Amazing Roll Cloud Tumbles Over DC Area

A roll cloud moves over the U.S. National Weather Service's Baltimore/Washington forecast office in Sterling, Va., on the morning of Sept. 16, 2013.

A rare tube-shaped cloud created a spectacle in northern Virginia yesterday (Sept. 16) as it crept across the sky.

The U.S. National Weather Service's Baltimore/Washington office in Sterling, Va., snapped a panoramic photo of the ominous-looking roll cloud as it moved over the area.

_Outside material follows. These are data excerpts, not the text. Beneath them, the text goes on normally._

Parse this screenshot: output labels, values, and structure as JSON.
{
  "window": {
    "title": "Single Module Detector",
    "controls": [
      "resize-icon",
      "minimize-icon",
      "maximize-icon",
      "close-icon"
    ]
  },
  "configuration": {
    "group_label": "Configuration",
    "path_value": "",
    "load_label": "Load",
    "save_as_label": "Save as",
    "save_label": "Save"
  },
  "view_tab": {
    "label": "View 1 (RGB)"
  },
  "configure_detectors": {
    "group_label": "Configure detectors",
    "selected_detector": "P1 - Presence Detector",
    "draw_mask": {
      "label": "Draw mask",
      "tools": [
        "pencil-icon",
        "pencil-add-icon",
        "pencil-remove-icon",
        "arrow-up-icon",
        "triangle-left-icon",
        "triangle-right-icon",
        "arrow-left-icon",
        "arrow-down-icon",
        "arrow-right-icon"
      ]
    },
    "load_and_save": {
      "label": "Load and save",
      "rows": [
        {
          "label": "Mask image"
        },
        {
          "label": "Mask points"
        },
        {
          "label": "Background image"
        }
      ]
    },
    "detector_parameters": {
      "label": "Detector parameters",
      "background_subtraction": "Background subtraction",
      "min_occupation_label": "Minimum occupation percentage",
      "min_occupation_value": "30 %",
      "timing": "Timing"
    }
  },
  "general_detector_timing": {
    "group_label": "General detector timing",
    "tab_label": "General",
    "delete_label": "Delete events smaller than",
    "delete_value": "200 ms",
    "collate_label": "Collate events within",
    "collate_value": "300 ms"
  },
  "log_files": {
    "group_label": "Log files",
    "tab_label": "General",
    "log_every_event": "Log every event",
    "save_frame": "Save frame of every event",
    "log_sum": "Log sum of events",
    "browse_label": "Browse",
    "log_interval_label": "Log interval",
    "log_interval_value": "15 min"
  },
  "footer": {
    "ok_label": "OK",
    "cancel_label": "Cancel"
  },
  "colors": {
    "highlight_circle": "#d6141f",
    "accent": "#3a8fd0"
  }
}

"An outflow boundary from the showers associated with the cold front produced a very well defined roll cloud that passed over our forecast office this morning just before 7:30 am," the NWS office said in a Facebook post.

Roll clouds belong to a family of low-forming clouds known as arcus clouds. They are related to the more common, wedge-shaped shelf cloud.

Shelf clouds often form on the leading edges of thunderstorms (or sometimes a cold front) as rain-cooled air ploughs under the warm, moist air that's closer to the ground. This warm, moist air is forced upwards and its water vapor condenses into the scary-looking cloud formation.

Roll clouds are sometimes born out of a thunderstorm's gust front, too, and they are "rolled" into shape by storm winds. But unlike shelf clouds, rolls clouds are not attached to the rest of a storm or any other cloud formation.

Though they may look like horizontal tornados, roll clouds aren't dangerous in themselves. Sometimes, they are even born out of rather innocuous weather. Coastal roll clouds can form as a result of winds coming from the sea in relatively calm conditions, like the so-called Morning Glory roll cloud, which forms regularly in fall months off the shores of Queensland, Australia.

The cloud that stunned the suburbs of the capital was a harbinger of rather mild weather; only showers followed its passage, according to the Washington Post's Capital Weather Gang blog.